Dr Sandra Araya Rojas
Lecturer in Latin American Cultural Studies and Spanish Language
Contact details
Pronouns
she/her
Biography
I completed a BA in Hispanic Language and Literature at the University of Chile in 2011, supported by an Academic Excellence Scholarship from its Faculty of Philosophy and Humanities, and an MA in Literature at the same university in 2015, funded by the National Commission for Scientific and Technological Research of Chile. In 2017, I obtained an MEd in Educational Management at the Universidad Europea de Madrid, and in 2018 an MA in Communication at the Universitat de Barcelona, thanks to the support of the National Agency for Research and Development of Chile. I later received further scholarships from this institution and others, which enabled me to move to King’s College London in 2019 to pursue a PhD in Spanish and Latin American Studies. During my doctoral studies, I contributed to teaching Spanish at all levels, as well as Latin American culture, both at King’s College London (DLLC and Language Centre) and at the UK campus of Queen’s University. Before returning to King’s, I held the position of Senior Lecturer in Spanish at Regent’s University London, and was Associate Fellow in the Latin American and Iberian Programme at the University of Wisconsin–Madison, as well as Visiting Researcher at Brooklyn College.
Research interests
- Protestant women and manuscript culture in the Americas (19th and early 20th centuries)

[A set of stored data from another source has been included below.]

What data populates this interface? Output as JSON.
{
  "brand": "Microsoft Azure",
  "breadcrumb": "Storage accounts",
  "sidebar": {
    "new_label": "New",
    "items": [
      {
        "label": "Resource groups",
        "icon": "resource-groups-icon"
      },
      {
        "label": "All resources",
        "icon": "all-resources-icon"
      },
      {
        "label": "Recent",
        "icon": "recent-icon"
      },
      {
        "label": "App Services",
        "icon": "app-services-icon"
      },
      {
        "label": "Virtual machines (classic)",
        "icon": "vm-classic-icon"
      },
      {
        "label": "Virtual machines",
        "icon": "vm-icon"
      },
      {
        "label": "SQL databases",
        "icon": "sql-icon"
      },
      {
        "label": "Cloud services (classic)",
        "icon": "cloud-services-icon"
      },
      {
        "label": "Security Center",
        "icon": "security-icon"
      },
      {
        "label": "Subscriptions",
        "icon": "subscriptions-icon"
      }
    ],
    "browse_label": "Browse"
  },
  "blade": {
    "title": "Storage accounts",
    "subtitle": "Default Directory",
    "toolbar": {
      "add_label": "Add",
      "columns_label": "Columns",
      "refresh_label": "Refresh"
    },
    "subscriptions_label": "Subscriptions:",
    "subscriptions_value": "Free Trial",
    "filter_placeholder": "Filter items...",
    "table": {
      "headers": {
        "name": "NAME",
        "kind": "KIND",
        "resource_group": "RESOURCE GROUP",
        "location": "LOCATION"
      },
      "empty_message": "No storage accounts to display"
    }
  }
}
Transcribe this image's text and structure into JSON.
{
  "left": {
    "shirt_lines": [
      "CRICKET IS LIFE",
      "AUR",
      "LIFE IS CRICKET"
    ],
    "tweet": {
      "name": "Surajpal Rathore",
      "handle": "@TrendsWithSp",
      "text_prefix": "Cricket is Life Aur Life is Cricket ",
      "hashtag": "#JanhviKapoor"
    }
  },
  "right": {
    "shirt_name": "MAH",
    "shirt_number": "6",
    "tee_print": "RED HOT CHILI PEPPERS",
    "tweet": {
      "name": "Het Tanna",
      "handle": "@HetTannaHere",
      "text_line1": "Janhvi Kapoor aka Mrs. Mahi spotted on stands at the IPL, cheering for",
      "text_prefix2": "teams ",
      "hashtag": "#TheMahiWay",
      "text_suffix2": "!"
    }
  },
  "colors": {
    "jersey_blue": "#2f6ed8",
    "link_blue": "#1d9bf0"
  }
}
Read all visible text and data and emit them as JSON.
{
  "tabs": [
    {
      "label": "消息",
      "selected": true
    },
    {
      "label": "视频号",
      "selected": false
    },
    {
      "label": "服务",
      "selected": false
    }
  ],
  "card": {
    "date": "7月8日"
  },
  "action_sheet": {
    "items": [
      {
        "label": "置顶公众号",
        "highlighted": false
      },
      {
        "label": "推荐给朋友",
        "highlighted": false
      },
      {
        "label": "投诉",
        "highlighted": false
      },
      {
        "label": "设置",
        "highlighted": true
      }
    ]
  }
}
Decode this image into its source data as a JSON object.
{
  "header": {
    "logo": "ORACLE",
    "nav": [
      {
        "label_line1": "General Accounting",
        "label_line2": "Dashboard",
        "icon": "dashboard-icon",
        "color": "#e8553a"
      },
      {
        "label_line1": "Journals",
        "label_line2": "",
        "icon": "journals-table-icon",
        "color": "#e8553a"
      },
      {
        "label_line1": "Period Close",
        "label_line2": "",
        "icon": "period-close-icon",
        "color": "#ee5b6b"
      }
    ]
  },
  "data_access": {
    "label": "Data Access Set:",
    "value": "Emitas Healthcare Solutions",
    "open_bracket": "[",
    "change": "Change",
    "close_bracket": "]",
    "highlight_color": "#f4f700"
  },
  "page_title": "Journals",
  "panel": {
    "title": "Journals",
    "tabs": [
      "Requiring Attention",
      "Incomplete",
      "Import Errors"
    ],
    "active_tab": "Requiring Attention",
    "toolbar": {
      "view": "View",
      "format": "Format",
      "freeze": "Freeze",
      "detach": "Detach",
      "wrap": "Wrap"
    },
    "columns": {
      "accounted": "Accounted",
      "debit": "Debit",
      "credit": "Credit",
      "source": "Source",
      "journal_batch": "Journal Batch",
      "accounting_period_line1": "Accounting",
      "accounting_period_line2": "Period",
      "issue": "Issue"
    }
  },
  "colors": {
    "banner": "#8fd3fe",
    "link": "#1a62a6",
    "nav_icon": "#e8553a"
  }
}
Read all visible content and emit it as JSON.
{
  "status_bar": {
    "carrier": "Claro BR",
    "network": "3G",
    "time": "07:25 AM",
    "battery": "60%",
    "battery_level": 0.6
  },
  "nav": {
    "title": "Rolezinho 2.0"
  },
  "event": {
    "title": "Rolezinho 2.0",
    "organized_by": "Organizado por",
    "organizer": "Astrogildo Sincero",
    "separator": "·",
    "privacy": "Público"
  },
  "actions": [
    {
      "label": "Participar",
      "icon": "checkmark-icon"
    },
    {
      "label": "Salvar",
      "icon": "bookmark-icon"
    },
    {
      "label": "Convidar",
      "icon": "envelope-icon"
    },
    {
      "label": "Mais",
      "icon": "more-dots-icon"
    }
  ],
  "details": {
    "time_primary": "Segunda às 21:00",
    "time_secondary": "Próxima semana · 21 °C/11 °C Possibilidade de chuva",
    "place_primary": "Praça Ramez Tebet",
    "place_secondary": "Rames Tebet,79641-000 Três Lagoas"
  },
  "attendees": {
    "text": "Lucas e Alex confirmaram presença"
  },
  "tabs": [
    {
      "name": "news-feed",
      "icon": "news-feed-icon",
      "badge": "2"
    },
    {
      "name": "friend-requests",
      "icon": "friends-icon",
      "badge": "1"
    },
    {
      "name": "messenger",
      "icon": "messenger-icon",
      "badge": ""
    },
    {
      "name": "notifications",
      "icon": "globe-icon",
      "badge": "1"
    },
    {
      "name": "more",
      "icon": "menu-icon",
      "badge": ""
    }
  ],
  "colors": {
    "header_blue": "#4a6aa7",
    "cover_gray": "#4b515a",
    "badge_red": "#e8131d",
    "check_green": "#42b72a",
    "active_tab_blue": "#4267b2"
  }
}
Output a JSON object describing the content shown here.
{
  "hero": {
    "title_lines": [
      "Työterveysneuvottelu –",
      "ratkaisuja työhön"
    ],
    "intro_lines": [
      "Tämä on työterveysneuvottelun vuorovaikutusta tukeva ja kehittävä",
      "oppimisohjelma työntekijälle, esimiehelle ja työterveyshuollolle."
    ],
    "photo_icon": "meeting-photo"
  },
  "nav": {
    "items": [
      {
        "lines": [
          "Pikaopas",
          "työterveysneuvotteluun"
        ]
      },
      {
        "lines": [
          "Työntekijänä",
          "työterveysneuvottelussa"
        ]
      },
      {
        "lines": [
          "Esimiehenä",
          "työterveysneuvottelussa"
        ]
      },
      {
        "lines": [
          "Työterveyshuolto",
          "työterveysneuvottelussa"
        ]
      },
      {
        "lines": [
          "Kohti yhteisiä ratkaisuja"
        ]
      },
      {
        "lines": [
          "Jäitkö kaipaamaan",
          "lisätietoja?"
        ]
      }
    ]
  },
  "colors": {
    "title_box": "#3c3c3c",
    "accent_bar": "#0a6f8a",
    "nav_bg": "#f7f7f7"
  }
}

- History of Christian feminisms in Latin America
- Travel writing
- Food studies
- Environmental studies
My research explores the cultural production of Protestant women in the Americas. Building on my doctoral thesis, I am currently preparing a monograph—the first full-length study to show that the archives passed on by Protestant missionary women to their communities across the Americas often disrupted the narrative of female subjugation to male spiritual authority. This work highlights their pivotal role in shaping early twentieth-century feminist movements and in establishing transnational networks spanning both the Global South and the Global North. To develop this research, I had the honour of receiving generous support from the Society for Latin American Studies to undertake a research residency at the New York Public Library, as well as from the Association of Hispanists of Great Britain and Ireland to conduct a research stay at the Wright Library, Princeton. I am also working on two new projects: one investigating the use of floral imagination in children’s novels written by Methodist and Anglican missionaries active in Chile and the Wallmapu in the early twentieth century, and another exploring how cookbooks were used by interdenominational women’s leagues in the Southern Cone to teach religious beliefs about motherhood and the scientific care of the family.
Teaching
I have fifteen years of teaching experience in higher education, specialising in Spanish language and culture as well as Foundations. At King’s, I deliver undergraduate and postgraduate modules on Latin American literature and culture, and also contribute to Spanish language courses.
Expertise and public engagement
I actively bring research into public spaces. Since moving to the UK, I have collaborated with the theatre translation collective Out of the Wings and contributed to impactful initiatives such as the Indigenous Ethnicities on Screen film festival, co-organised by King’s College London and UCL in 2022. I also served as Archival Coordinator for the Stories of Strand project during the pedestrianisation of Aldwych and the Strand, in partnership with Somerset House, Westminster Council, and St Mary-le-Strand, and supported the OWRI Language Acts and Worldmaking project as Administrator, overseeing communications and administrative tasks to reach wider audiences. I currently lead Creating Libraries: Religious Women’s Histories across the Americas, a preservation and digitisation project shortlisted by the British Library Endangered Archives Programme. I am also interested in initiatives that combine Spanish teaching with social inclusion.
Selected publications
- Portraits of Flowers: Botanical and Devotional Language in One of God’s Lilies. Accepted for publication. Forthcoming in 2026 (Routledge).
- Gender, Empire and Food in the Cookbook of Jane Fitch Trumbull (1848–1875): How the Legacy of a Manuscript Reframed the Concept of the Religious Wife in the Americas. In preparation.